STATISTICS IO shows 18 logical reads for the query in Listing 5. So in terms of I/O, the query in Listing 4 performs better than the one in Listing 5 and also has the advantage of being ANSI-compliant. In some cases, a TOP query performs better than the alternatives, so testing different versions of your code can really pay off. A graphical execution plan for both queries in Query Analyzer shows that the total cost for Listing 4's query is slightly less than for the query in Listing 5. However, the difference isn't significant; in a close case like that, I usually stick with the ANSI-compliant code even when it's not the most efficient.
Alternatively, you could implement a totally different approach, such as the query that Listing 6 shows. This query uses joins and derived tables instead of subqueries. In some cases, a join query performs better than its subquery alternative. Listing 6 contains a GROUP BY query that returns the maximum contract date (mx_date) and the contract date previous to it (prev_mx_date) for each customer. This GROUP BY query returns a derived table that's aliased as G. Note that the LEFT OUTER JOIN statement between the derived table G and the Contracts table ensures that if a customer has only one contract, the query won't filter out that contract. The outer query joins the derived table to the Contracts table based on the same customer ID and a contract date that's equal to mx_date. The query then joins the result with another instance of the Contracts table, based on the same customer ID and a contract date equal to prev_mx_date. Then, the code simply displays the appropriate columns.

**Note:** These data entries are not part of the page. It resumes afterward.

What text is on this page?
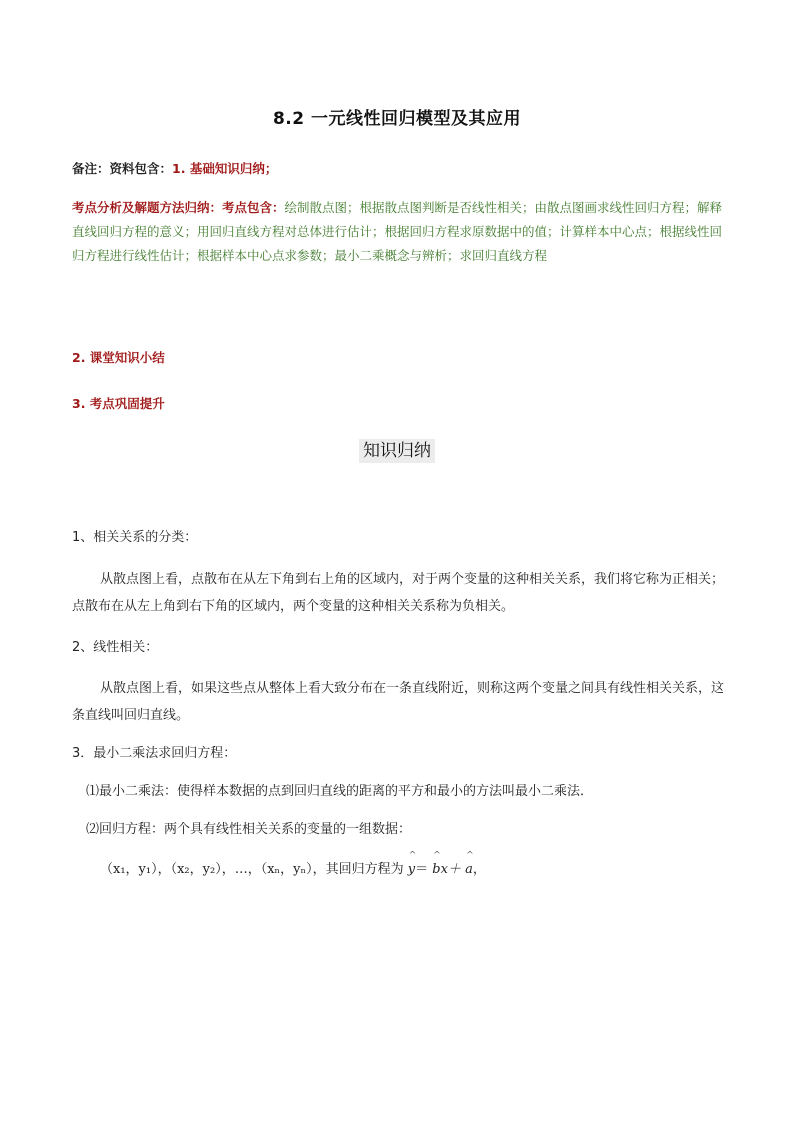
8.2 一元线性回归模型及其应用
备注：资料包含：1. 基础知识归纳；
考点分析及解题方法归纳：考点包含：绘制散点图；根据散点图判断是否线性相关；由散点图画求线性回归方程；解释直线回归方程的意义；用回归直线方程对总体进行估计；根据回归方程求原数据中的值；计算样本中心点；根据线性回归方程进行线性估计；根据样本中心点求参数；最小二乘概念与辨析；求回归直线方程
2. 课堂知识小结
3. 考点巩固提升
知识归纳
1、相关关系的分类：
从散点图上看，点散布在从左下角到右上角的区域内，对于两个变量的这种相关关系，我们将它称为正相关；点散布在从左上角到右下角的区域内，两个变量的这种相关关系称为负相关。
2、线性相关：
从散点图上看，如果这些点从整体上看大致分布在一条直线附近，则称这两个变量之间具有线性相关关系，这条直线叫回归直线。
3．最小二乘法求回归方程：
⑴最小二乘法：使得样本数据的点到回归直线的距离的平方和最小的方法叫最小二乘法．
⑵回归方程：两个具有线性相关关系的变量的一组数据：
（x₁，y₁），（x₂，y₂），…，（xₙ，yₙ），其回归方程为 ^ y＝ ^ bx＋ ^ a，
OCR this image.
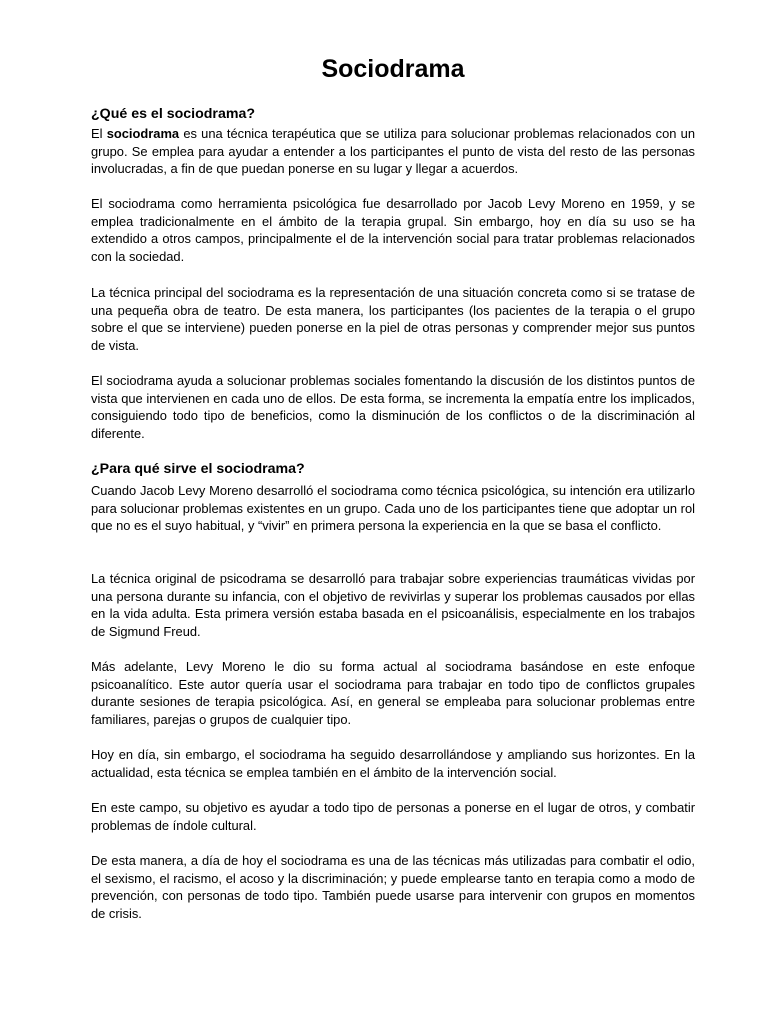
Sociodrama
¿Qué es el sociodrama?

El sociodrama es una técnica terapéutica que se utiliza para solucionar problemas relacionados con un grupo. Se emplea para ayudar a entender a los participantes el punto de vista del resto de las personas involucradas, a fin de que puedan ponerse en su lugar y llegar a acuerdos.

El sociodrama como herramienta psicológica fue desarrollado por Jacob Levy Moreno en 1959, y se emplea tradicionalmente en el ámbito de la terapia grupal. Sin embargo, hoy en día su uso se ha extendido a otros campos, principalmente el de la intervención social para tratar problemas relacionados con la sociedad.

La técnica principal del sociodrama es la representación de una situación concreta como si se tratase de una pequeña obra de teatro. De esta manera, los participantes (los pacientes de la terapia o el grupo sobre el que se interviene) pueden ponerse en la piel de otras personas y comprender mejor sus puntos de vista.

El sociodrama ayuda a solucionar problemas sociales fomentando la discusión de los distintos puntos de vista que intervienen en cada uno de ellos. De esta forma, se incrementa la empatía entre los implicados, consiguiendo todo tipo de beneficios, como la disminución de los conflictos o de la discriminación al diferente.

¿Para qué sirve el sociodrama?

Cuando Jacob Levy Moreno desarrolló el sociodrama como técnica psicológica, su intención era utilizarlo para solucionar problemas existentes en un grupo. Cada uno de los participantes tiene que adoptar un rol que no es el suyo habitual, y “vivir” en primera persona la experiencia en la que se basa el conflicto.

La técnica original de psicodrama se desarrolló para trabajar sobre experiencias traumáticas vividas por una persona durante su infancia, con el objetivo de revivirlas y superar los problemas causados por ellas en la vida adulta. Esta primera versión estaba basada en el psicoanálisis, especialmente en los trabajos de Sigmund Freud.

Más adelante, Levy Moreno le dio su forma actual al sociodrama basándose en este enfoque psicoanalítico. Este autor quería usar el sociodrama para trabajar en todo tipo de conflictos grupales durante sesiones de terapia psicológica. Así, en general se empleaba para solucionar problemas entre familiares, parejas o grupos de cualquier tipo.

Hoy en día, sin embargo, el sociodrama ha seguido desarrollándose y ampliando sus horizontes. En la actualidad, esta técnica se emplea también en el ámbito de la intervención social.

En este campo, su objetivo es ayudar a todo tipo de personas a ponerse en el lugar de otros, y combatir problemas de índole cultural.

De esta manera, a día de hoy el sociodrama es una de las técnicas más utilizadas para combatir el odio, el sexismo, el racismo, el acoso y la discriminación; y puede emplearse tanto en terapia como a modo de prevención, con personas de todo tipo. También puede usarse para intervenir con grupos en momentos de crisis.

STATISTICS IO for the query in Listing 6 shows 42 logical reads, which is considerably more than the previous two queries. In this case, the approach that uses joins and derived tables has the worst performance, and the query in Listing 4, which uses subqueries, performs best.
What's Next?
I can't stress enough the importance of switching from a "sequential files" mindset to "set-based" thinking. After you make the switch, you can spend your time tuning and optimizing your queries instead of maintaining lengthy, poor-performing code. In upcoming articles, I'll discuss some more-complex examples that seem to lend themselves to cursor-based solutions but are better off with a set-based solution.